Lot Smith, one of the leading soldiers in the Mormon’s military confrontation with the United States Army, is killed by Navaho Indians in Utah.
Smith was born into a Mormon family in Oswego, New York. At the age of 16, he joined a contingent of Latter-day Saints who fought for the United States in the Mexican War in California. He then moved to Utah, where he joined Brigham Young’s Territorial Militia and saw action in several campaigns against Native Americans who were hostile to the Mormon settlers. Though Smith won praise as a loyal defender of the Mormon settlement in Utah, the precise nature of Brigham Young’s theocratic community was unclear: Was Utah an independent nation or a territory of the United States?
During the 1850s, the ambiguous status of Utah led to an armed conflict between the United States Army and the Utah militia in which Smith played a central role. Determined to assert federal control over Utah, in 1857 President James Buchanan ordered U.S. soldiers to Utah to ensure Mormon loyalty and acquiescence to federal authority. That July, a force of soldiers that became known as the Utah Expedition left Fort Leavenworth, Kansas, and headed for Utah.
Young feared that the soldiers were not a legitimate federal army but rather an armed mob of anti-Mormon fanatics. He directed his Mormon militia to impede the progress of the U.S. Army. Fortunately, the Mormon militia found that the ill-prepared forces under the leadership of Colonel Albert Sidney Johnston were easily stymied without having to resort to actual combat. Now serving as a major in the Utah militia, Smith was able to capture and burn two of Sidney’s provision trains of 52 freight wagons and drive off most of the oxen and beef. Brutal weather combined with the Mormon’s effective destruction of his supply lines forced Johnston to retreat to Fort Bridger, Wyoming.
Smith’s successful efforts, and those of other leaders of the Mormon militia, may have kept the conflict from turning into a full-scale war. By the following spring when Johnston’s army again headed toward Salt Lake City, the passion for war on both sides had cooled. Brigham Young, who claimed he had always been loyal to the United States, accepted a new gentile governor for Utah Territory. If the Mormons had indeed once dreamed of creating an independent theocratic community in Utah, they now abandoned the idea and largely accepted federal authority.
For his part, Smith went on to play an important role in expanding Mormon settlement in the West, leading a successful effort to colonize northern Arizona. He became a forceful, and some said autocratic, leader of the Mormon settlement at Tuba City, where he established his Circle S Ranch and may have taken as many as eight wives.

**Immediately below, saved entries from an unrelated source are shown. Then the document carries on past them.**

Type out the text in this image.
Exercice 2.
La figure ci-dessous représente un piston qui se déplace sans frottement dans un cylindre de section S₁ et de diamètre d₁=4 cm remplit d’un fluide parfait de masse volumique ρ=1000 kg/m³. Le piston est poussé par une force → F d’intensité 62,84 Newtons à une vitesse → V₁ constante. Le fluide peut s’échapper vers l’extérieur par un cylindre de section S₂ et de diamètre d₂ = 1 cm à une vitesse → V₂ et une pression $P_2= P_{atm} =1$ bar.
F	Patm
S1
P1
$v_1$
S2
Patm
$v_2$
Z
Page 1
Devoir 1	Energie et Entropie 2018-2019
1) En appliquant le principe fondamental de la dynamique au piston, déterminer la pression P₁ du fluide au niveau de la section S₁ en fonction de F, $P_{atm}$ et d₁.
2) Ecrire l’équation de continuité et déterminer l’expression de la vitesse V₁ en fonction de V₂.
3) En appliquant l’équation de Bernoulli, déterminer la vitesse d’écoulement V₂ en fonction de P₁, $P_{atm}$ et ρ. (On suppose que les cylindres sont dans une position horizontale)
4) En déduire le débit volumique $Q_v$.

In the 1890s, the Arizona Mormons came into increasing conflict with Navaho Indians who grazed their sheep on land that the Mormons claimed as their own. Smith apparently angered the Navaho by shooting several of their sheep he found grazing on land he claimed. On this day in 1892, a small band of Navaho retaliated by ambushing Smith and shooting him to death. He was 62 years old.